Die Ritter im Hochnaturnser Schloßkeller

Der alte Bauer vom Käfersberg verstand sich einst gut mit dem weißbärtigen Bauer auf Schloß Naturns. So saßen sie wieder einmal in Hochnaturns beisammen und unterhielten sich lebhaft bei einem Becher Wein. Darob war es Mitternacht und der Weinkrug leer geworden. Da ließ sich der gastfreundliche Hausherr selber herbei, ohne Licht in seinen ihm wohlbekannten tiefen Keller zu steigen, um nochmals einen Krug vom besonders Guten zu holen. Als er das knarrende Kellertor mühsam geöffnet hatte, schlug ihm nicht wie sonst die kühle Kellerluft entgegen, sondern der beißende Rauch eines emporlodernden, knisternden Kienspanfeuers, das ihn zudem blendete. Voll Schrecken bekam der Schloßbauer die Knieschnaggl, spürte sein Herz in den Schläfen wie einen Klachl hämmern und ließ den Weinkrug fallen. Mit einem Mal erspähte er noch drei von der Feuersglut erleuchtete Grafen in gleißendem Harnisch auf dem Panzenstander sitzen.
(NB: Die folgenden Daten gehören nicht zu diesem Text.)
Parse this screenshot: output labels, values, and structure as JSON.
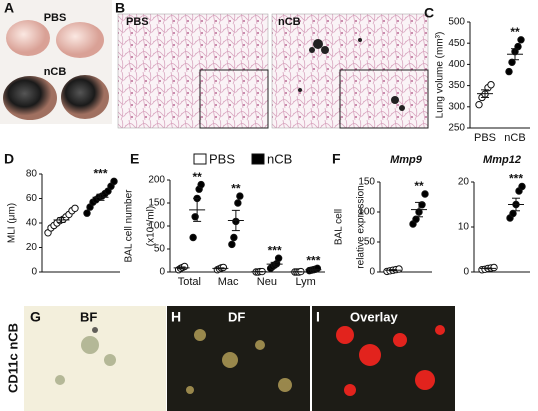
{
  "panels": [
    "A",
    "B",
    "C",
    "D",
    "E",
    "F",
    "G",
    "H",
    "I"
  ],
  "photo_labels": {
    "a_top": "PBS",
    "a_bottom": "nCB",
    "b_left": "PBS",
    "b_right": "nCB",
    "g": "BF",
    "h": "DF",
    "i": "Overlay",
    "row": "CD11c nCB"
  },
  "chart_data": [
    {
      "type": "dot",
      "ylabel": [
        "Lung volume (mm³)"
      ],
      "ylim": [
        250,
        500
      ],
      "yticks": [
        250,
        300,
        350,
        400,
        450,
        500
      ],
      "categories": [
        "PBS",
        "nCB"
      ],
      "stars": [
        null,
        "**"
      ],
      "series": [
        {
          "fill": [
            "white",
            "black"
          ],
          "values": [
            331,
            424
          ],
          "errors": [
            9,
            13
          ],
          "points": [
            [
              305,
              322,
              330,
              345,
              352
            ],
            [
              383,
              405,
              430,
              442,
              458
            ]
          ]
        }
      ]
    },
    {
      "type": "dot",
      "ylabel": [
        "MLI (μm)"
      ],
      "ylim": [
        0,
        80
      ],
      "yticks": [
        0,
        20,
        40,
        60,
        80
      ],
      "categories": [
        null,
        null
      ],
      "stars": [
        null,
        "***"
      ],
      "series": [
        {
          "fill": [
            "white",
            "black"
          ],
          "values": [
            42.5,
            61
          ],
          "errors": [
            2,
            2.5
          ],
          "points": [
            [
              32,
              36,
              38,
              40,
              42,
              43,
              45,
              47,
              50,
              52
            ],
            [
              48,
              53,
              57,
              59,
              61,
              62,
              64,
              66,
              70,
              74
            ]
          ]
        }
      ]
    },
    {
      "type": "dot",
      "ylabel": [
        "BAL cell number",
        "(x10⁴/ml)"
      ],
      "ylim": [
        0,
        200
      ],
      "yticks": [
        0,
        50,
        100,
        150,
        200
      ],
      "categories": [
        "Total",
        "Mac",
        "Neu",
        "Lym"
      ],
      "stars": [
        "**",
        "**",
        "***",
        "***"
      ],
      "series": [
        {
          "name": "PBS",
          "fill": "white",
          "values": [
            9,
            8,
            0.5,
            0.3
          ],
          "errors": [
            2,
            1,
            0.3,
            0.2
          ],
          "points": [
            [
              5,
              8,
              10,
              12
            ],
            [
              5,
              7,
              9,
              10
            ],
            [
              0,
              0,
              1,
              1
            ],
            [
              0,
              0,
              0,
              1
            ]
          ]
        },
        {
          "name": "nCB",
          "fill": "black",
          "values": [
            135,
            112,
            17,
            5
          ],
          "errors": [
            25,
            22,
            4,
            1
          ],
          "points": [
            [
              75,
              120,
              160,
              180,
              190
            ],
            [
              60,
              75,
              110,
              150,
              165
            ],
            [
              8,
              12,
              15,
              18,
              30
            ],
            [
              3,
              4,
              5,
              6,
              8
            ]
          ]
        }
      ]
    },
    {
      "type": "dot",
      "title": "Mmp9",
      "ylabel": [
        "BAL cell",
        "relative expression"
      ],
      "ylim": [
        0,
        150
      ],
      "yticks": [
        0,
        50,
        100,
        150
      ],
      "categories": [
        null,
        null
      ],
      "stars": [
        null,
        "**"
      ],
      "series": [
        {
          "fill": [
            "white",
            "black"
          ],
          "values": [
            3,
            104
          ],
          "errors": [
            1,
            12
          ],
          "points": [
            [
              1,
              2,
              3,
              4,
              5
            ],
            [
              80,
              88,
              100,
              112,
              130
            ]
          ]
        }
      ]
    },
    {
      "type": "dot",
      "title": "Mmp12",
      "ylim": [
        0,
        20
      ],
      "yticks": [
        0,
        10,
        20
      ],
      "categories": [
        null,
        null
      ],
      "stars": [
        null,
        "***"
      ],
      "series": [
        {
          "fill": [
            "white",
            "black"
          ],
          "values": [
            0.8,
            15
          ],
          "errors": [
            0.1,
            1.4
          ],
          "points": [
            [
              0.5,
              0.6,
              0.8,
              0.9,
              1
            ],
            [
              12,
              13,
              15,
              18,
              19
            ]
          ]
        }
      ]
    }
  ]
}
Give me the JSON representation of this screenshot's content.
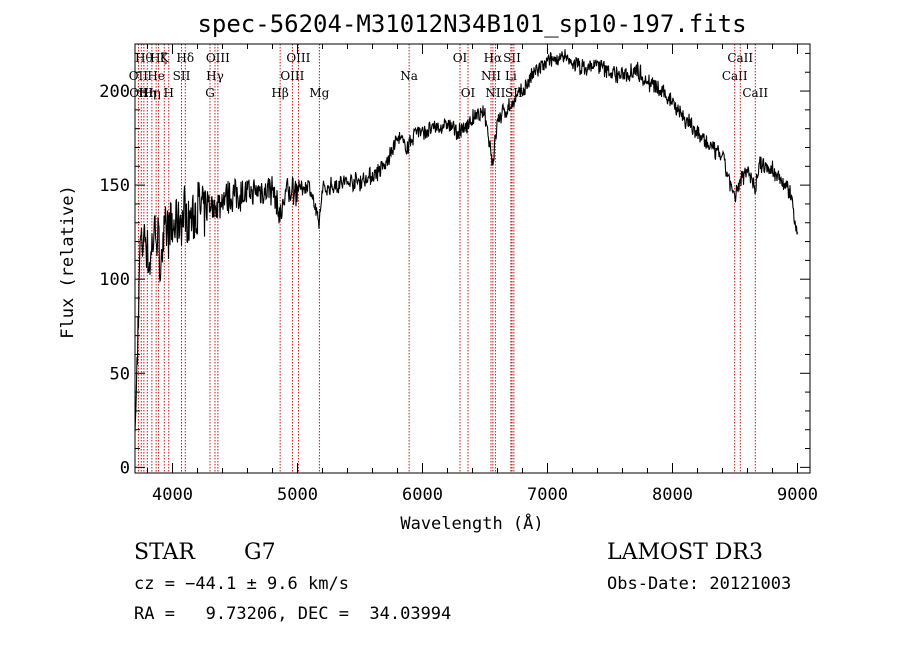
{
  "chart_data": {
    "type": "line",
    "title": "spec-56204-M31012N34B101_sp10-197.fits",
    "xlabel": "Wavelength (Å)",
    "ylabel": "Flux (relative)",
    "xlim": [
      3700,
      9100
    ],
    "ylim": [
      -3,
      225
    ],
    "xticks": [
      4000,
      5000,
      6000,
      7000,
      8000,
      9000
    ],
    "yticks": [
      0,
      50,
      100,
      150,
      200
    ],
    "grid": false,
    "series": [
      {
        "name": "spectrum",
        "x": [
          3700,
          3740,
          3780,
          3820,
          3860,
          3900,
          3950,
          4000,
          4050,
          4100,
          4150,
          4200,
          4260,
          4300,
          4350,
          4400,
          4500,
          4600,
          4700,
          4800,
          4861,
          4900,
          5000,
          5100,
          5170,
          5200,
          5300,
          5400,
          5500,
          5600,
          5700,
          5800,
          5890,
          5950,
          6000,
          6100,
          6200,
          6300,
          6400,
          6500,
          6563,
          6600,
          6700,
          6800,
          6900,
          7000,
          7100,
          7200,
          7300,
          7400,
          7500,
          7600,
          7700,
          7800,
          7900,
          8000,
          8100,
          8200,
          8300,
          8400,
          8498,
          8542,
          8600,
          8662,
          8700,
          8800,
          8900,
          8950,
          9000
        ],
        "y": [
          10,
          115,
          125,
          105,
          130,
          110,
          128,
          125,
          130,
          135,
          132,
          138,
          135,
          140,
          138,
          142,
          145,
          145,
          147,
          148,
          132,
          146,
          148,
          150,
          128,
          148,
          150,
          152,
          152,
          155,
          160,
          175,
          170,
          180,
          178,
          180,
          182,
          178,
          185,
          188,
          162,
          185,
          192,
          200,
          210,
          215,
          218,
          215,
          212,
          214,
          210,
          208,
          212,
          205,
          200,
          195,
          185,
          178,
          170,
          165,
          142,
          152,
          160,
          148,
          162,
          158,
          150,
          145,
          120
        ],
        "noise_seed": 7
      }
    ],
    "lines": [
      {
        "x": 3727,
        "label": "OII",
        "row": 2
      },
      {
        "x": 3750,
        "label": "OIII",
        "row": 3
      },
      {
        "x": 3771,
        "label": "Hθ",
        "row": 1
      },
      {
        "x": 3798,
        "label": "Hη",
        "row": 3
      },
      {
        "x": 3835,
        "label": "Hη",
        "row": 3
      },
      {
        "x": 3869,
        "label": "He",
        "row": 2
      },
      {
        "x": 3889,
        "label": "Hζ",
        "row": 1
      },
      {
        "x": 3934,
        "label": "K",
        "row": 1
      },
      {
        "x": 3970,
        "label": "H",
        "row": 3
      },
      {
        "x": 4072,
        "label": "SII",
        "row": 2
      },
      {
        "x": 4102,
        "label": "Hδ",
        "row": 1
      },
      {
        "x": 4300,
        "label": "G",
        "row": 3
      },
      {
        "x": 4340,
        "label": "Hγ",
        "row": 2
      },
      {
        "x": 4363,
        "label": "OIII",
        "row": 1
      },
      {
        "x": 4861,
        "label": "Hβ",
        "row": 3
      },
      {
        "x": 4959,
        "label": "OIII",
        "row": 2
      },
      {
        "x": 5007,
        "label": "OIII",
        "row": 1
      },
      {
        "x": 5175,
        "label": "Mg",
        "row": 3
      },
      {
        "x": 5893,
        "label": "Na",
        "row": 2
      },
      {
        "x": 6300,
        "label": "OI",
        "row": 1
      },
      {
        "x": 6364,
        "label": "OI",
        "row": 3
      },
      {
        "x": 6548,
        "label": "NII",
        "row": 2
      },
      {
        "x": 6563,
        "label": "Hα",
        "row": 1
      },
      {
        "x": 6583,
        "label": "NII",
        "row": 3
      },
      {
        "x": 6707,
        "label": "Li",
        "row": 2
      },
      {
        "x": 6716,
        "label": "SII",
        "row": 1
      },
      {
        "x": 6731,
        "label": "SII",
        "row": 3
      },
      {
        "x": 8498,
        "label": "CaII",
        "row": 2
      },
      {
        "x": 8542,
        "label": "CaII",
        "row": 1
      },
      {
        "x": 8662,
        "label": "CaII",
        "row": 3
      }
    ],
    "colors": {
      "spectrum": "#000000",
      "lines": "#c00000",
      "axes": "#000000"
    }
  },
  "info": {
    "object_type": "STAR",
    "subclass": "G7",
    "survey": "LAMOST DR3",
    "cz": "cz = −44.1 ± 9.6 km/s",
    "obs_date": "Obs-Date: 20121003",
    "coords": "RA =   9.73206, DEC =  34.03994"
  }
}
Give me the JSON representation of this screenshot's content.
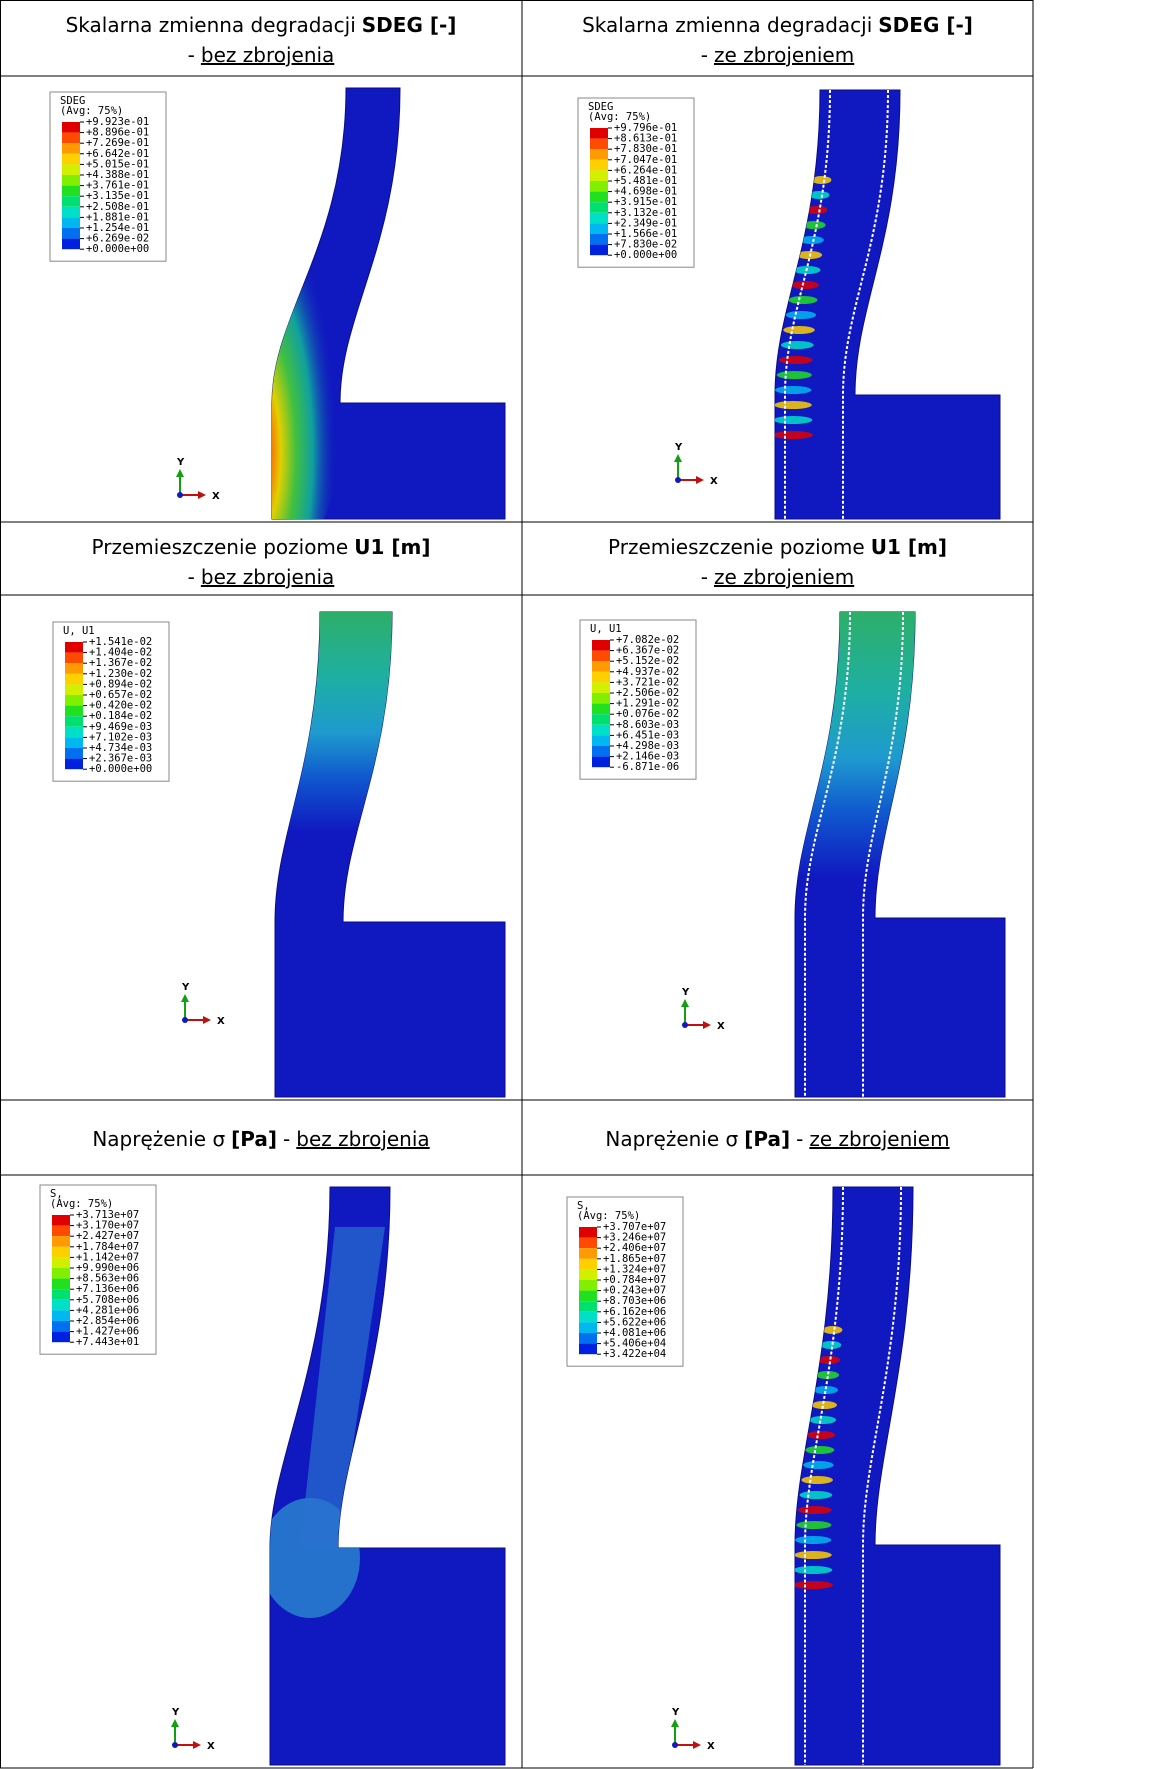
{
  "rows": [
    {
      "headers": [
        {
          "lead": "Skalarna zmienna degradacji",
          "bold": "SDEG [-]",
          "dash": "-",
          "variant": "bez zbrojenia"
        },
        {
          "lead": "Skalarna zmienna degradacji",
          "bold": "SDEG [-]",
          "dash": "-",
          "variant": "ze zbrojeniem"
        }
      ],
      "panels": [
        {
          "legend": {
            "title": "SDEG",
            "subtitle": "(Avg: 75%)",
            "values": [
              "+9.923e-01",
              "+8.896e-01",
              "+7.269e-01",
              "+6.642e-01",
              "+5.015e-01",
              "+4.388e-01",
              "+3.761e-01",
              "+3.135e-01",
              "+2.508e-01",
              "+1.881e-01",
              "+1.254e-01",
              "+6.269e-02",
              "+0.000e+00"
            ]
          },
          "axes": {
            "y": "Y",
            "x": "X"
          }
        },
        {
          "legend": {
            "title": "SDEG",
            "subtitle": "(Avg: 75%)",
            "values": [
              "+9.796e-01",
              "+8.613e-01",
              "+7.830e-01",
              "+7.047e-01",
              "+6.264e-01",
              "+5.481e-01",
              "+4.698e-01",
              "+3.915e-01",
              "+3.132e-01",
              "+2.349e-01",
              "+1.566e-01",
              "+7.830e-02",
              "+0.000e+00"
            ]
          },
          "axes": {
            "y": "Y",
            "x": "X"
          }
        }
      ]
    },
    {
      "headers": [
        {
          "lead": "Przemieszczenie poziome",
          "bold": "U1 [m]",
          "dash": "-",
          "variant": "bez zbrojenia"
        },
        {
          "lead": "Przemieszczenie poziome",
          "bold": "U1 [m]",
          "dash": "-",
          "variant": "ze zbrojeniem"
        }
      ],
      "panels": [
        {
          "legend": {
            "title": "U, U1",
            "values": [
              "+1.541e-02",
              "+1.404e-02",
              "+1.367e-02",
              "+1.230e-02",
              "+0.894e-02",
              "+0.657e-02",
              "+0.420e-02",
              "+0.184e-02",
              "+9.469e-03",
              "+7.102e-03",
              "+4.734e-03",
              "+2.367e-03",
              "+0.000e+00"
            ]
          },
          "axes": {
            "y": "Y",
            "x": "X"
          }
        },
        {
          "legend": {
            "title": "U, U1",
            "values": [
              "+7.082e-02",
              "+6.367e-02",
              "+5.152e-02",
              "+4.937e-02",
              "+3.721e-02",
              "+2.506e-02",
              "+1.291e-02",
              "+0.076e-02",
              "+8.603e-03",
              "+6.451e-03",
              "+4.298e-03",
              "+2.146e-03",
              "-6.871e-06"
            ]
          },
          "axes": {
            "y": "Y",
            "x": "X"
          }
        }
      ]
    },
    {
      "headers": [
        {
          "lead": "Naprężenie σ",
          "bold": "[Pa]",
          "dash": "-",
          "variant": "bez zbrojenia"
        },
        {
          "lead": "Naprężenie σ",
          "bold": "[Pa]",
          "dash": "-",
          "variant": "ze zbrojeniem"
        }
      ],
      "panels": [
        {
          "legend": {
            "title": "S,",
            "subtitle": "(Avg: 75%)",
            "values": [
              "+3.713e+07",
              "+3.170e+07",
              "+2.427e+07",
              "+1.784e+07",
              "+1.142e+07",
              "+9.990e+06",
              "+8.563e+06",
              "+7.136e+06",
              "+5.708e+06",
              "+4.281e+06",
              "+2.854e+06",
              "+1.427e+06",
              "+7.443e+01"
            ]
          },
          "axes": {
            "y": "Y",
            "x": "X"
          }
        },
        {
          "legend": {
            "title": "S,",
            "subtitle": "(Avg: 75%)",
            "values": [
              "+3.707e+07",
              "+3.246e+07",
              "+2.406e+07",
              "+1.865e+07",
              "+1.324e+07",
              "+0.784e+07",
              "+0.243e+07",
              "+8.703e+06",
              "+6.162e+06",
              "+5.622e+06",
              "+4.081e+06",
              "+5.406e+04",
              "+3.422e+04"
            ]
          },
          "axes": {
            "y": "Y",
            "x": "X"
          }
        }
      ]
    }
  ]
}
Die drei sahen ihn groß und ernst an und murmelten gemeinsam vor sich hin: "Bauer, lauer!" Er verstand aber: "Bauer, geh' auer!" wurde aus Angst weiß wie Laaser Marmor, und, wie Espenlaub zitternd, stolperte er eilig die Treppen hinauf. In der Früh erzählte er sein nächtliches Erlebnis dem Pfarrer. Seine Lebensfreude aber war dahin. Er hatte weder Lust zum Essen noch zum Trinken, begann zu kränkeln und bald darauf holte ihn der Tod.

Quelle: Winkler Robert, Volkssagen aus dem Vinschgau. Bozen 1968. S. 336.